I wasn’t sure what I was in for, the book was packaged like a small trade and was priced at $4.99 and a quick flip behind the cover showed me some rather nice art quality. The names on the book looked familiar, but I couldn’t place them straight away. So I took a leap…
Driver for the Dead
John Heffernan, Leonardo Manco
On the way home it strikes me where I’ve heard the name John Heffernan before. Snakes on a Plane. That kind of strung a chord of excitement with me. Snakes on a Plane was shameless fun. An action flick with the most bizarre and over the top premise ever, and it had no illusions that it was anything more than hokey fun.

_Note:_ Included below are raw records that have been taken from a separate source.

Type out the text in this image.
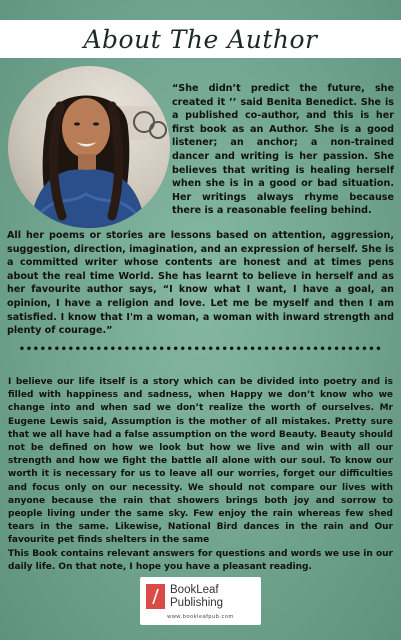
About The Author

“She didn’t predict the future, she created it ’’ said Benita Benedict. She is a published co-author, and this is her first book as an Author. She is a good listener; an anchor; a non-trained dancer and writing is her passion. She believes that writing is healing herself when she is in a good or bad situation. Her writings always rhyme because there is a reasonable feeling behind.

All her poems or stories are lessons based on attention, aggression, suggestion, direction, imagination, and an expression of herself. She is a committed writer whose contents are honest and at times pens about the real time World. She has learnt to believe in herself and as her favourite author says, “I know what I want, I have a goal, an opinion, I have a religion and love. Let me be myself and then I am satisfied. I know that I'm a woman, a woman with inward strength and plenty of courage.”

••••••••••••••••••••••••••••••••••••••••••••••••••••

I believe our life itself is a story which can be divided into poetry and is filled with happiness and sadness, when Happy we don’t know who we change into and when sad we don’t realize the worth of ourselves. Mr Eugene Lewis said, Assumption is the mother of all mistakes. Pretty sure that we all have had a false assumption on the word Beauty. Beauty should not be defined on how we look but how we live and win with all our strength and how we fight the battle all alone with our soul. To know our worth it is necessary for us to leave all our worries, forget our difficulties and focus only on our necessity. We should not compare our lives with anyone because the rain that showers brings both joy and sorrow to people living under the same sky. Few enjoy the rain whereas few shed tears in the same. Likewise, National Bird dances in the rain and Our favourite pet finds shelters in the same
This Book contains relevant answers for questions and words we use in our daily life. On that note, I hope you have a pleasant reading.

BookLeaf
Publishing
www.bookleafpub.com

What I found in ‘Driver for the Dead‘ was nothing less than a fun story in a great looking art package. Leonardo Manco heads out the art in this book and he does an absolutely amazing job. I’m most familiar with Manco for his run with the third volume of Deathlok… which was one of the last books I was reading before I took a comic hiatus.
The story takes place in Louisiana and focuses on the occult. The book opens when Mose Freeman (looking a lot like Morgan Freeman) takes on a curse that was left by a nanny who was fired for theft. It’s an extremely nasty curse, and it proves to be Mose’s last stand. Amongst his last words are a request for Alabaster Graves to drive him home.
And that’s how we meet Alabaster Graves. He’s a specialty funeral driver, who takes the jobs no one wants…in fact our opening introduction finds Alabaster pushing his supercharged Hearse as fast as he can trying to get a budding vampire dealt with and in the ground before he turns and awakens.
What follows is the set up for the rest of the book. Mose Freeman is a powerful witch doctor and his body holds power and is sought after in the occult world. Which is why a man like Alabaster is necessary.
The story itself is pretty standard fare, but the real prize in this title is it’s approach to the material. It’s not just as simple as “Eww, there’s a curse,” there’s actually a detail of the ritual involved and a little history behind that ritual. Even relatively minor characters are interesting and approached from the type of standpoint you’d expect going into a major character.